Data from 8 patients (2 AF; 6 SR) was analyzed; 2 excluded for non-comparable voltage map acquisition parameters. Mean age 70±11 years; 1 female; mean LA size 4.5±0.35 cm. Surface area % with voltage 0.5 mV was 0.24±0.08 in AF v. 0.36±0.05 in SR. Mean EGFC in AF 0.74±0.14 and in SR 1.0±0.11.

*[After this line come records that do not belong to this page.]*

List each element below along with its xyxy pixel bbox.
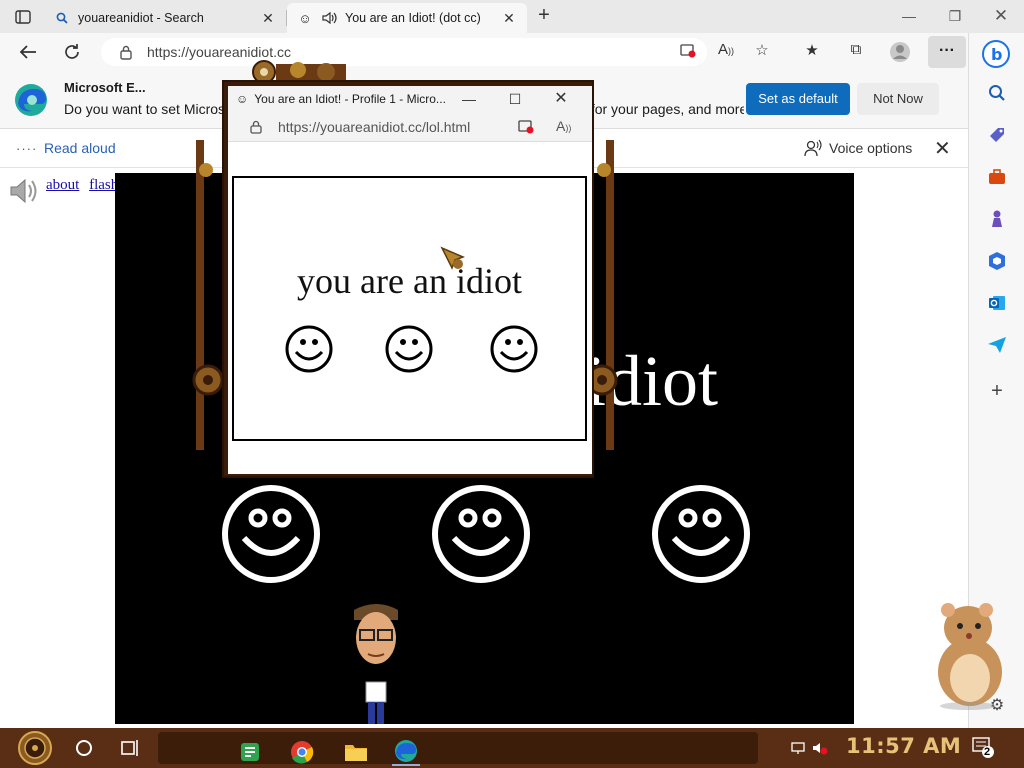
steampunk-frame-decoration xyxy=(192,140,224,450)
read-aloud-icon[interactable]: A)) xyxy=(556,118,571,134)
tab-strip: youareanidiot - Search ✕ ☺ You are an Id… xyxy=(0,0,1024,33)
network-icon[interactable] xyxy=(790,740,806,756)
popup-title: You are an Idiot! - Profile 1 - Micro... xyxy=(254,92,446,106)
popup-minimize-icon[interactable]: — xyxy=(446,86,492,112)
start-button-icon[interactable] xyxy=(10,730,60,766)
microsoft-365-icon[interactable] xyxy=(985,249,1009,273)
tab-idiot[interactable]: ☺ You are an Idiot! (dot cc) ✕ xyxy=(287,3,527,33)
tools-icon[interactable] xyxy=(985,165,1009,189)
edge-taskbar-icon[interactable] xyxy=(392,738,420,766)
cortana-icon[interactable] xyxy=(72,736,96,760)
tab-title: You are an Idiot! (dot cc) xyxy=(345,11,481,25)
notification-center-icon[interactable]: 2 xyxy=(972,736,994,758)
voice-icon xyxy=(804,139,822,157)
smiley-face-icon xyxy=(490,325,538,373)
refresh-icon[interactable] xyxy=(58,39,86,65)
smiley-face-icon xyxy=(385,325,433,373)
infobar-title: Microsoft E... xyxy=(64,80,146,95)
popup-blocked-icon[interactable] xyxy=(518,120,534,137)
taskbar-apps xyxy=(158,732,758,766)
about-link[interactable]: about xyxy=(46,177,79,193)
smiley-icon: ☺ xyxy=(236,92,249,106)
popup-blocked-icon[interactable] xyxy=(679,44,697,60)
svg-text:b: b xyxy=(991,45,1002,64)
lock-icon[interactable] xyxy=(250,120,262,134)
notification-count: 2 xyxy=(984,746,991,758)
set-as-default-button[interactable]: Set as default xyxy=(746,83,850,115)
search-icon xyxy=(54,10,70,26)
back-arrow-icon[interactable] xyxy=(14,39,42,65)
more-options-icon[interactable]: ··· xyxy=(928,36,966,68)
close-tab-icon[interactable]: ✕ xyxy=(260,10,276,27)
smiley-face-icon xyxy=(222,485,320,583)
popup-window: ☺ You are an Idiot! - Profile 1 - Micro.… xyxy=(222,80,594,478)
add-sidebar-app-icon[interactable]: + xyxy=(985,379,1009,403)
animated-cursor-icon xyxy=(440,246,466,270)
smiley-icon: ☺ xyxy=(298,10,312,26)
hank-character xyxy=(354,604,398,724)
tab-search[interactable]: youareanidiot - Search ✕ xyxy=(44,3,287,33)
navigation-bar: https://youareanidiot.cc A)) ☆ ★ ⧉ ··· xyxy=(0,33,968,71)
system-clock[interactable]: 11:57 AM xyxy=(846,734,961,758)
close-tab-icon[interactable]: ✕ xyxy=(501,10,517,27)
hamster-character xyxy=(938,603,1002,710)
popup-maximize-icon[interactable]: ☐ xyxy=(492,86,538,112)
profile-avatar[interactable] xyxy=(888,41,912,63)
task-view-icon[interactable] xyxy=(118,736,142,760)
tab-actions-icon[interactable] xyxy=(10,6,36,28)
smiley-face-icon xyxy=(432,485,530,583)
close-window-icon[interactable]: ✕ xyxy=(978,4,1024,28)
popup-close-icon[interactable]: ✕ xyxy=(538,86,584,112)
smiley-face-icon xyxy=(285,325,333,373)
file-explorer-icon[interactable] xyxy=(342,738,370,766)
notes-app-icon[interactable] xyxy=(236,738,264,766)
close-read-aloud-icon[interactable]: ✕ xyxy=(934,136,951,161)
voice-options-button[interactable]: Voice options xyxy=(829,140,912,156)
favorites-icon[interactable]: ★ xyxy=(800,41,824,63)
send-icon[interactable] xyxy=(985,333,1009,357)
read-aloud-icon[interactable]: A)) xyxy=(714,41,738,63)
not-now-button[interactable]: Not Now xyxy=(857,83,939,115)
playback-dots-icon[interactable]: ···· xyxy=(16,141,37,156)
sound-speaker-icon[interactable] xyxy=(8,176,40,206)
popup-body: you are an idiot xyxy=(228,142,592,474)
popup-address-bar[interactable]: https://youareanidiot.cc/lol.html A)) xyxy=(228,112,592,142)
volume-muted-icon[interactable] xyxy=(812,740,828,756)
search-icon[interactable] xyxy=(985,81,1009,105)
read-aloud-button[interactable]: Read aloud xyxy=(44,140,116,156)
bing-chat-icon[interactable]: b xyxy=(981,39,1011,69)
address-bar[interactable]: https://youareanidiot.cc xyxy=(101,38,707,66)
new-tab-button[interactable]: + xyxy=(531,5,557,27)
minimize-icon[interactable]: — xyxy=(886,4,932,28)
shopping-tag-icon[interactable] xyxy=(985,123,1009,147)
flash-link[interactable]: flash xyxy=(89,177,118,193)
smiley-face-icon xyxy=(652,485,750,583)
page-links: about flash xyxy=(46,177,124,194)
taskbar: 11:57 AM 2 xyxy=(0,728,1024,768)
games-icon[interactable] xyxy=(985,207,1009,231)
lock-icon[interactable] xyxy=(119,45,133,60)
popup-url: https://youareanidiot.cc/lol.html xyxy=(278,118,471,135)
tab-title: youareanidiot - Search xyxy=(78,11,204,25)
collections-icon[interactable]: ⧉ xyxy=(844,41,868,63)
outlook-icon[interactable] xyxy=(985,291,1009,315)
idiot-frame: you are an idiot xyxy=(232,176,587,441)
speaker-icon[interactable] xyxy=(321,10,337,26)
chrome-icon[interactable] xyxy=(288,738,316,766)
edge-logo-icon xyxy=(14,83,48,117)
idiot-phrase: you are an idiot xyxy=(297,261,522,301)
add-favorite-icon[interactable]: ☆ xyxy=(750,41,774,63)
restore-icon[interactable]: ❐ xyxy=(932,4,978,28)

Intraprocedural rhythm change occurred in 5 (3 induced into AF; 2 converted to SR post-PVI), and all had higher voltage values overall and higher mean EGFC in SR v. AF. Pooling data from all pre-procedure voltage maps and EGF maps revealed overall correlation between EGFC and bipolar voltage from both atria and in both rhythms (r=0.67, p=4.8×10-3).

Conclusions

Both EGFC and bipolar voltage values were higher in SR v. AF. EGFC correlated with voltage across both atria and in both SR and AF. Global EGFC can be obtained with 1-minute recordings in 2-3 basket positions per atria and may provide another measure of the degree of atrial myopathy similar to the information gained from high-density bipolar voltage mapping.